San Jose, including all of California, was the victim of drought from 2012 to 2019, which was seven years of food insecurity, water conservation, and increased food and water prices. I was 10 when I learned of aquaponics. It was so fascinating to see the successful, symbiotic relationship between plants and fish, mimicking the natural way that ecosystems function. Aquaponics is an agricultural technique which uses the waste from fish as fertilizer for plants, as they filter the water for the fish to live in. It is a water conservative, efficient, and indoor method of producing organic seafood and vegetables. But, there are several disadvantages, including a massive consumption of electricity, which is very expensive. During extreme heat waves, power outages occurred frequently to prevent wildfires and this would greatly affect the productivity of the aquaponics system. Fish tanks' temperature, light, and water pumps need to be electricity 24 hours, seven days a week.
The aquaponics system works best and is far more productive with electricity. Many solutions have been attempted by removing electricity from the system, but these solutions required more hand powered pumps and more space. By redesigning the system to produce its own electricity, it will prove to be much more cost effective and easier to manage. My new aquaponics system will use the water that is already circulating to produce energy with a turbine already installed within. To jumpstart the turbines, some electricity from an outside source will be needed, but after, they will run on their own.
To test my idea, I created a hypothetical aquaponics system with that totally used approximately 20 liters of water. 10 liters of water remained in the top tank with the plants and 10 liters stayed in the bottom tank with the tilapia fish. From the top tank, 5 liters of water will be diverted into a turbine which will power the water pump, which needs 5 watts.
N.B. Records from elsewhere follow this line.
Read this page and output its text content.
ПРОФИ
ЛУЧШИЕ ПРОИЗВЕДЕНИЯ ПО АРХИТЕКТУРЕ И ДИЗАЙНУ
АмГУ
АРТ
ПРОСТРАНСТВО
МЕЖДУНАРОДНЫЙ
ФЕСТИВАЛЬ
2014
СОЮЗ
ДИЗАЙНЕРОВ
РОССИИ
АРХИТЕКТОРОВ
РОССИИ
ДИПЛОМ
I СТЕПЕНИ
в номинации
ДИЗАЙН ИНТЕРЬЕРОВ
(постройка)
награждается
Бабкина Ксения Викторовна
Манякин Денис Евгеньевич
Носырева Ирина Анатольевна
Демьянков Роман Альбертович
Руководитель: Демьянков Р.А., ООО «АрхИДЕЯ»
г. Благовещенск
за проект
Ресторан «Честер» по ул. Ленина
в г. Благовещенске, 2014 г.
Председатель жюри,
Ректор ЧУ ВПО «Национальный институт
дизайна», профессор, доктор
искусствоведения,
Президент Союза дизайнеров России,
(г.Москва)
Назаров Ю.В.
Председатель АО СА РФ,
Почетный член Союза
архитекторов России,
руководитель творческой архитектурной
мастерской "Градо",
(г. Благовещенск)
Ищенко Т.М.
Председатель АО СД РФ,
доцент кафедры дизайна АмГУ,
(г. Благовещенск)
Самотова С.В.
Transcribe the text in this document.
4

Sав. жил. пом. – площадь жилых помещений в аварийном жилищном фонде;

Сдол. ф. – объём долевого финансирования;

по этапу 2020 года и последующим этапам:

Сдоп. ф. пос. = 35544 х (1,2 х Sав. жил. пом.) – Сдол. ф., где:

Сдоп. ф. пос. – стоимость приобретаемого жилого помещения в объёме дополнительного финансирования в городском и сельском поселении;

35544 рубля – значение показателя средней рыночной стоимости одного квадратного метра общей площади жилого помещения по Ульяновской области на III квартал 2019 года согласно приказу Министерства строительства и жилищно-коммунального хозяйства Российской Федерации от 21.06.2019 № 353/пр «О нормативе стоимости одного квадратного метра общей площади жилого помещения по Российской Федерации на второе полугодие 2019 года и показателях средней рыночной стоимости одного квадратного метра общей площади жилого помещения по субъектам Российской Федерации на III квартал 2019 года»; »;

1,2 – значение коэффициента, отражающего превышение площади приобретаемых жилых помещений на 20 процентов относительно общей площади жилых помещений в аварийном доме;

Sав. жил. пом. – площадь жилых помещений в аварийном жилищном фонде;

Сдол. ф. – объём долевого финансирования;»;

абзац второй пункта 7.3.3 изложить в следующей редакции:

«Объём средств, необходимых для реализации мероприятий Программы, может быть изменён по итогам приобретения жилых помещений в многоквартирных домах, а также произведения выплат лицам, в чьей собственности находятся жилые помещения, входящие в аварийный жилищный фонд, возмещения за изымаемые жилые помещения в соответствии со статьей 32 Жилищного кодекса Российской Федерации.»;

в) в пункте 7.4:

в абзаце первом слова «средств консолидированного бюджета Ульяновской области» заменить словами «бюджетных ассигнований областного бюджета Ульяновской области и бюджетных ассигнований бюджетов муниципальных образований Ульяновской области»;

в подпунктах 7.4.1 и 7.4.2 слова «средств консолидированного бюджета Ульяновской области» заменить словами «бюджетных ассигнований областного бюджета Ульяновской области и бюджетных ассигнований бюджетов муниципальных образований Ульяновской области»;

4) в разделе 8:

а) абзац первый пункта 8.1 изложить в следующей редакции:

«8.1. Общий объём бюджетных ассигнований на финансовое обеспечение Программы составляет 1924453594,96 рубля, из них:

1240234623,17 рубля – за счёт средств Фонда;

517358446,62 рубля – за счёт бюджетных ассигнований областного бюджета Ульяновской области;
The turbine would use 5 liters of water to produce 5 watts.
During the course of my experimentation, I designed one prototypes created to produce 5 watts of electricity with 5 liters of water. The design used the beer can as the main axle for the turbine and plastic spoons as the paddles for the wheel. In the prototype that I created the motor was connected to a wheel, hooked to the turbine. It takes up less space and is far more efficient. The wires from the turbine will power the pump and lights. The bigger the aquaponics system is, the more water will be needed to power it.
Why the Solution is Unique
By improving the aquaponics system to function on its own by producing its own electricity, makes it far more reliable. When outages occur due to heat waves, storms, or bad weather, the aquaponics system will continue running, monitoring the temperature of fish tanks, pumping water through the system, and keeping the lights running. Instead of relying on the sun's energy to power the device, I used moving water which what the majority of the system comprises of. But even with this modification, there are some disadvantages. Further installment of the turbine is required to have a fail-safe and secure aquaponics, including a little more space. The turbine will not increase much in size, as the amount of power needed increases, but it will indeed need more space. If multiple aquaponics systems are installed, then the one turbine can power all of them with some modifications. Aquaponics is an agricultural method of using the symbiotic relationship between plants and fish to produce food, conserve water, and promote indoor farming. With my modifications, this system becomes completely self-sustaining, conserving electricity, and the ultimate way to prepare for droughts.